We may make another observation, which appears not very honorable to the Persian government. It was impossible for the Greeks not to have continual quarrels for food with the people whom they met. Pillages, desolations, and murders, were the inevitable consequence of these disorders; and that is so true, that in a road of six hundred leagues, during which the Greeks always marched irregularly, being neither escorted nor pursued by any great body of Persian troops, they lost four thousand men, either killed by peasants or by sickness. How did it happen, therefore, that Artaxerxes did not cause them to be escorted from their passage of the river Zabata, as he had done from the field of battle to the river?
How could so wise and good a sovereign commit so great a fault? Perhaps he did command the escort; perhaps Xenophon, who exaggerates a little elsewhere, passes it over in silence, not to diminish the wonder of the "retreat of the ten thousand"; perhaps the escort was always obliged to march at a great distance from the Greek troop, on account of the difficulty of procuring provisions. However it might be, it appears certain that Artaxerxes used extreme indulgence, and that the Greeks owed their lives to him, since they were not exterminated.
In the article on "Retreat," in the "Encyclopædical Dictionary," it is said that the retreat of the ten thousand took place under the command of Xenophon. This is a mistake; he never commanded; he was merely at the head of a division of fourteen hundred men, at the end of the march.
I see that these heroes scarcely arrived, after so many fatigues, on the borders of the Pontus Euxinus, before they indifferently pillaged friends and enemies to re-establish themselves. Xenophon embarked his little troop at Heraclea, and went to make a new bargain with a king of Thrace, to whom he was a stranger. This Athenian, instead of succoring his country, then overcome by the Spartans, sold himself once more to a petty foreign despot. He was ill paid, I confess, which is another reason why we may conclude that he would have done better in assisting his country.
The sum of all this, we have already remarked, is that the Athenian Xenophon, being only a young volunteer, enlisted himself under a Lacedæmonian captain, one of the tyrants of Athens, in the service of a rebel and an assassin; and that, becoming chief of fourteen hundred men, he put himself into the pay of a barbarian.
What is worse, necessity did not constrain him to this servitude. He says himself that he deposited a great part of the gold gained in the service of Cyrus in the temple of the famous Diana of Ephesus.
Let us remark, that in receiving the pay of a king, he exposed himself to be condemned to death, if the foreigner was not contented with him, which happened to Major-General Doxat, a man born free. He sold himself to the emperor Charles VI., who commanded his head to be cut off, for having given up to the Turks a place which he could not defend.

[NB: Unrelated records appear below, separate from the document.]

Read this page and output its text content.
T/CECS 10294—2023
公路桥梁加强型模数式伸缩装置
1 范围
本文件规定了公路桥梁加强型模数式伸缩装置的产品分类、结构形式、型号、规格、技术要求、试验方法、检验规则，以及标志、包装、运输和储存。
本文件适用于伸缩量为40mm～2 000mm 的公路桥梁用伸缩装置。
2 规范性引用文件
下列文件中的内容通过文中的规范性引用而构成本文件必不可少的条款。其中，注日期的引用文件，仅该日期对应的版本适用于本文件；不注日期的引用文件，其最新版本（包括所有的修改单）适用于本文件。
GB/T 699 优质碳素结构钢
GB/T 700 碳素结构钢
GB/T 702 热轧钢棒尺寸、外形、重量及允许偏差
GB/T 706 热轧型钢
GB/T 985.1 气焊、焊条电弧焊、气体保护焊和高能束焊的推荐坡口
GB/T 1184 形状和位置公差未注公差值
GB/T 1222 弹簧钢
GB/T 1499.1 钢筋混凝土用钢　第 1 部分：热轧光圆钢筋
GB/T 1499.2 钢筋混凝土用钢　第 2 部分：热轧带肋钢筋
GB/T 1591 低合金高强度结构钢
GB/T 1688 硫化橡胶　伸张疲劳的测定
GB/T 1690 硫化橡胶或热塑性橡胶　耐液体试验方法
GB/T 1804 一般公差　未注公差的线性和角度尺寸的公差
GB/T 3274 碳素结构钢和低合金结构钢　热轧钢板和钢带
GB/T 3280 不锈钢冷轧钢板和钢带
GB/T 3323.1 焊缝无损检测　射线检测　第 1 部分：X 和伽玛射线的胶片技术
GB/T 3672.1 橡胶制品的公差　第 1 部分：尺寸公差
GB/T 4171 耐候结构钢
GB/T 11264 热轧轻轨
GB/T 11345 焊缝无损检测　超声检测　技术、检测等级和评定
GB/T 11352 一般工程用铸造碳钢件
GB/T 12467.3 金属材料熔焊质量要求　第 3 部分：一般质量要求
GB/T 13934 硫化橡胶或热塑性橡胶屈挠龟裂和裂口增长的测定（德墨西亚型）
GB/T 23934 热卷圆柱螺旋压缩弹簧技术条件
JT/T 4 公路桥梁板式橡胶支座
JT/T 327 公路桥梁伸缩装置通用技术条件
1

Rollin, in speaking of the return of the ten thousand, says, "that this fortunate retreat filled the people of Greece with contempt for Artaxerxes, by showing them that gold, silver, delicacies, luxury, and a numerous seraglio, composed all the merit of a great king."
Rollin should consider that the Greeks ought not to despise a sovereign who had gained a complete battle; who, having pardoned as a brother, conquered as a hero; who, having the power of exterminating ten thousand Greeks, suffered them to live and to return to their country; and who, being able to have them in his pay, disdained to make use of them. Add, that this prince afterwards conquered the Lacedæmonians and their allies, and imposed on them humiliating laws; add also that in a war with the Scythians, called Caducians, towards the Caspian Sea, he supported all fatigues and dangers like the lowest soldier. He lived and died full of glory; it is true that he had a seraglio, but his courage was only the more estimable. We must be careful of college declamations.
If I dared to attack prejudice I would venture to prefer the retreat of Marshal Belle-Isle to that of the ten thousand. He was blocked up in Prague by sixty thousand men, when he had not thirteen thousand. He took his measures with so much ability that he got out of Prague, in the most severe cold, with his army, provisions, baggage, and thirty pieces of cannon, without the besiegers having the least idea of it. He gained two days' march without their perceiving it. An army of thirteen thousand men pursued him for the space of thirty leagues. He faced them everywhere—he was never cast down; but sick as he was, he braved the season, scarcity and his enemies. He only lost those soldiers who could not resist the extreme rigor of the season. What more was wanting? A longer course and Grecian exaggeration.